I found myself cycling back to Staples, long my go-to source for office supplies. The website listed SSD laptops with 14-inch screens, with the added benefit of using Windows 7, rather than the hip and trendy Windows 10, which I've never used. The refurbished Lenovos started looking good. The price range was fine, and I knew Lenovos inside and out because that's what I use at work,
I was ready to make a decision.

(Harlem-125th Street, I'm feeling productive this morning.)

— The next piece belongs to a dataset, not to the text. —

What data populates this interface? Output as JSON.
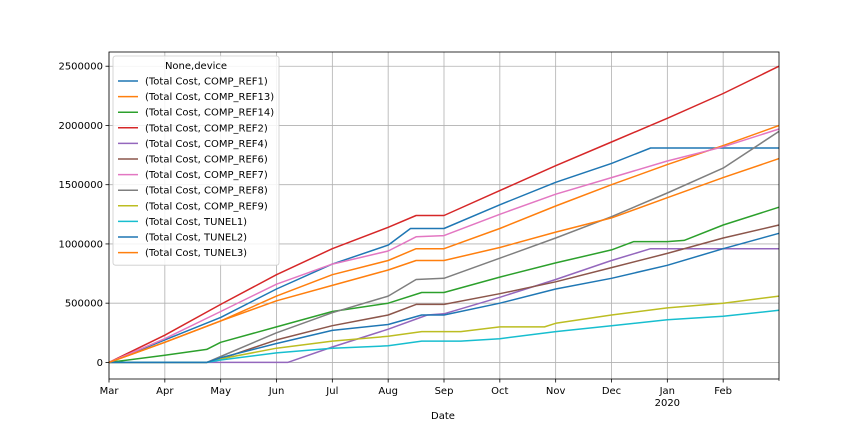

Then I took a final (in)sanity check by reading the Lenovo reviews on the Staples website. They were mostly good, but a consistent concern was battery life. Given I would use the laptop on the train, I wanted a battery that could at least get me to Manhattan and back. This drove me to look at the Dell laptops. The Staples commentariat were uniformly positive.

Then I started wondering, maybe I should step up to new Dell, get the latest bells and whistles, whatever those are, rather than opting for a behind-the-curve refurbished model. I wrote down a model number and headed to a suburban Staples to look at the shiny laptop. But with the 15.6 inch screen, I knew it just wouldn't be feasible. After all, I was looking for a machine upon which I could write and get web access, not watch TV or play games.

By process of elimination, I finally opened my eyes, heart and wallet to the love match laptop, a Dell with enough heft and weight to feel like a little Sherman tank but still fit in my backpack. I ordered, it came quickly, I set it up and loaded my trusty Windows 2003 software disk. Everything worked perfectly. The web access clicked in, I imported bookmarks and set up anti-virus protection, and now I'm banging out this post in an hour of fevered inspiration, which amazes me in that I really could translate thought into action and even stay awake on the train.

(Pulling in to Grand Central Terminal, time to disengage for now.)